居宅介護支援のケアマネジメントの課題を指摘し、予防ケアプランを地域包括支援センターに移したのが2006年の改革でした。その経緯があるのに、ここにきて、地域包括支援センターが大変だからと言って、元のスタイルに戻そうというのは、少し話が違わないかということです。
言うまでもないことですけど、在宅のケアマネだって忙しいのです。大変なのですよ。
予防ケアプランを、地域包括支援センターから居宅介護支援に戻すというなら、まずは、エビデンスベースの議論が不可欠でしょう。地域包括支援センターの予防プランには、どのような成果と課題があったのかを、きちんとデータとして示した上で、その問題が居宅介護支援に移すことで解決できるのかを考えなければなりません。
ただし、例え「居宅介護支援に予防ケアプランを戻すことが最善である」ということがデータで証明されたとしても、それだけでは、まだ足りないと思います。安すぎる単価を引き上げることが不可欠です。そうでなくても、居宅介護支援は全サービスの中で、唯一、収支差率が「赤字」なのですから、これ以上、安い単価の業務を引き受ける余裕はありません。
―安すぎるといえば、一般的なケアマネの年収も決して高くはありません。
全産業の平均年収は約440万円ですが、それだけの収入を得ているケアマネがどのくらいいるでしょうか。私としては、少なくとも、すべてのケアマネが、そのくらいの収入を得ないといけないと思う。最終的にはケアマネの平均年収は500万円くらいにしなければならないでしょう。そうでないと、とても人は集まりません。
そのためには、まずは単価を上げる必要があります。基本報酬を上げるということです。その上で、1人あたりのケアマネが担当できる人数を増やすことを検討してもよいと思います。もちろん、担当できる数を増やす前提としては、ICTやAIを居宅介護支援の現場にさらに普及させる工夫も必要でしょうね。
ちなみに、AIというとそれだけでも拒絶反応を示すケアマネもいますが、AIはあくまでツールです。ケアマネに取って代わるものではありません。当たり前のことですけど、念のため強調しておきます。

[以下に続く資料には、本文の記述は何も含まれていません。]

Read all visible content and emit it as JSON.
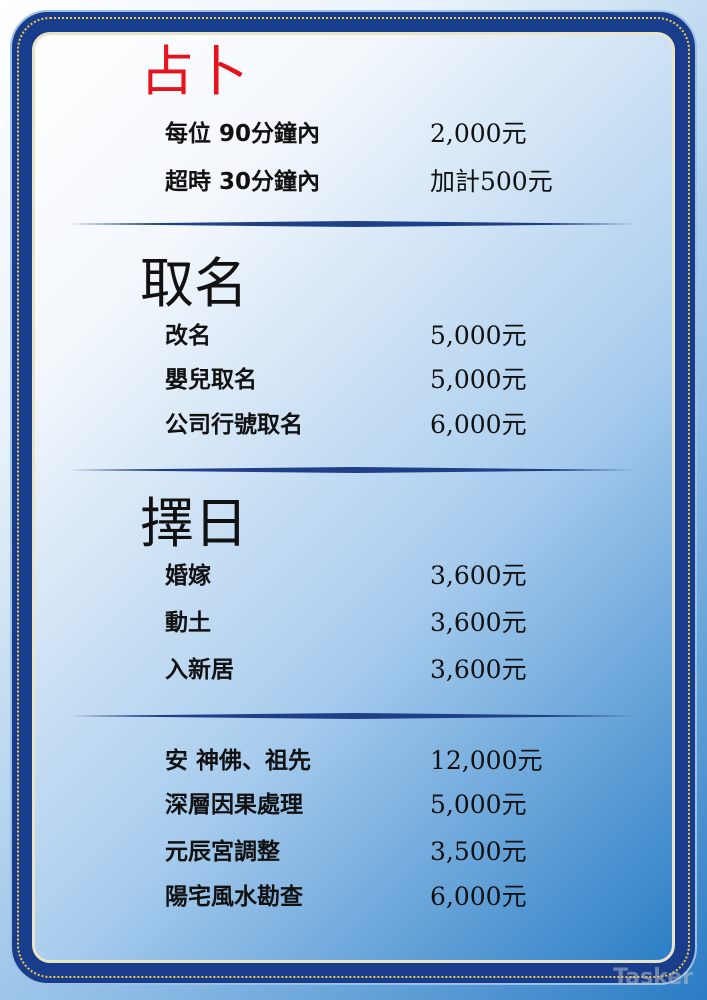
{
  "sections": [
    {
      "title": "占卜",
      "title_color": "#e8121c",
      "items": [
        {
          "label": "每位 90分鐘內",
          "price": "2,000元"
        },
        {
          "label": "超時 30分鐘內",
          "price": "加計500元"
        }
      ]
    },
    {
      "title": "取名",
      "items": [
        {
          "label": "改名",
          "price": "5,000元"
        },
        {
          "label": "嬰兒取名",
          "price": "5,000元"
        },
        {
          "label": "公司行號取名",
          "price": "6,000元"
        }
      ]
    },
    {
      "title": "擇日",
      "items": [
        {
          "label": "婚嫁",
          "price": "3,600元"
        },
        {
          "label": "動土",
          "price": "3,600元"
        },
        {
          "label": "入新居",
          "price": "3,600元"
        }
      ]
    },
    {
      "title": "",
      "items": [
        {
          "label": "安 神佛、祖先",
          "price": "12,000元"
        },
        {
          "label": "深層因果處理",
          "price": "5,000元"
        },
        {
          "label": "元辰宮調整",
          "price": "3,500元"
        },
        {
          "label": "陽宅風水勘查",
          "price": "6,000元"
        }
      ]
    }
  ],
  "watermark": "Tasker",
  "colors": {
    "frame": "#173d8c",
    "ornament": "#f1c94a",
    "divider": "#1f3f86"
  }
}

―処遇改善とともに常に議論になるのが有料化の導入です。
このテーマについては、社会保障審議会介護保険部会の議論で浮かんでは消えてきた歴史があります。今後、その導入をさらに真剣に検討するというなら、ワーキンググループを作り、エビデンスと緻密な議論に基づき、是非を考えるべきではないでしょうか。
その上で、有料化を導入するというなら、丁寧に国民に説明しなければならない。そうした議論も説明もなく、いきなり有料化を導入したところで、ケアマネも国民も納得しません。
―ウィズ・コロナ時代、ケアマネはどのような姿勢でケアマネジメントに臨むべきでしょうか。
まずは、これまでと同様、利用者の代弁者であり、自立を支えるプロとしての意識を持ち続けることです。そしてプロとして、自己研鑽し続けなければなりません。
現場のケアマネの皆様は、日々の業務や法定研修も平常時とは異なる対応を求められ、負担感は大きいと思います。また、自身の心身の安全確保はもとより、自らが感染源とならないようにするための気苦労も絶えないことでしょう。そのご尽力には敬意と感謝を申し上げます。我々は不確かな情報に一喜一憂せず、必要以上に恐れる事もせず、「感染しない・感染させない」を徹底し、専門職としての誇りをもって、引続き手順通りに業務を進めていきましょう。